Shusaku Endo’s novel revolves around the idealistic Jesuit priest, Father Sebastian, who had travelled to support the Christian community in Japan. As a consequence he had fallen into the pit of compromise and fear; the act of apostasy constantly hovered on his shoulder. This same experience can be replicated in the real lives of many Christians down the centuries. Men and women who have had to ask themselves the question, “how do we hold onto the faith in the face of persecution at worst and sheer indifference, apathy and ridicule at best?” Which of the two is the more pernicious is a moot point and open for discussion. But the season of Lent provides us with the opportunity to reflect upon the allied question that Jesus posed to Nathaniel recorded in the Gospel according to St John: “Do you believe because I said I saw you under a fig tree?” What is our Faith based upon and how do we sustain it? What is it that we believe and what difference therefore must it make? To what belief do we dedicate our lives and to what end and purpose? I believe that we can uncover, rediscover, unearth or refresh our understanding of these and many other questions every Lent. A period when we can choose to spend time in prayer, to set time aside for private devotion and to draw ever closer to the central mystery of the Faith, which is also the source of our ultimate joy and happiness.

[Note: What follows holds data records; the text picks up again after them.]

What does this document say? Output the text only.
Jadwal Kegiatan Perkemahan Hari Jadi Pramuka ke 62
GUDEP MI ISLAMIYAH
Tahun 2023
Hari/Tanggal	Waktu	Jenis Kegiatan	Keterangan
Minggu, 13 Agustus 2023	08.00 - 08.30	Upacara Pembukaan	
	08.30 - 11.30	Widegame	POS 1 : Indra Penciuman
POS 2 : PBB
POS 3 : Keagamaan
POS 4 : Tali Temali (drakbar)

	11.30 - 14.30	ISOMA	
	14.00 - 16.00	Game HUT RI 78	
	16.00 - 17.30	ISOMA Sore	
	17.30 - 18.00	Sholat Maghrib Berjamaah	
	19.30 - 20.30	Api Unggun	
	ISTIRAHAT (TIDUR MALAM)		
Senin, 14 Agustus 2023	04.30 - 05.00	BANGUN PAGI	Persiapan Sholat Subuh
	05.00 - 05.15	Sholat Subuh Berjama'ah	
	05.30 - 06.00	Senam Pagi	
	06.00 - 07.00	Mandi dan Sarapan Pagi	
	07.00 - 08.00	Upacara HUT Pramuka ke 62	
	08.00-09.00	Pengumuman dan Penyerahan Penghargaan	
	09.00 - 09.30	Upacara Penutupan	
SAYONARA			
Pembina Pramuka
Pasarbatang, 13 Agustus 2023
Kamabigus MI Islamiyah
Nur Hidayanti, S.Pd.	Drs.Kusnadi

So how do we do that? Well, we need to put the time in. There is a galaxy of options available online or offline and printed at the fingertips of most of us. We might consider using prayers and reflections on the Stations of The Cross, to listen devotionally to Bach’s St Matthew’s Passion. Maybe to tune in to the community in Taize or some other Christian community such our friends at Mirfield. We might choose to discipline ourselves to read the Gospel of St John once a week. I myself intend to use The Art Of Lent – A painting a Day from Ash Wednesday to Easter by Sr Wendy Becket. But whatever we choose to do I would encourage you all to make proper use of the season. Keeping the Christian Faith is not passive; it is a dynamic activity that requires commitment and endurance. We see it in the life our good Queen and most profoundly so in the Martyrs of Japan with whom she shares her day.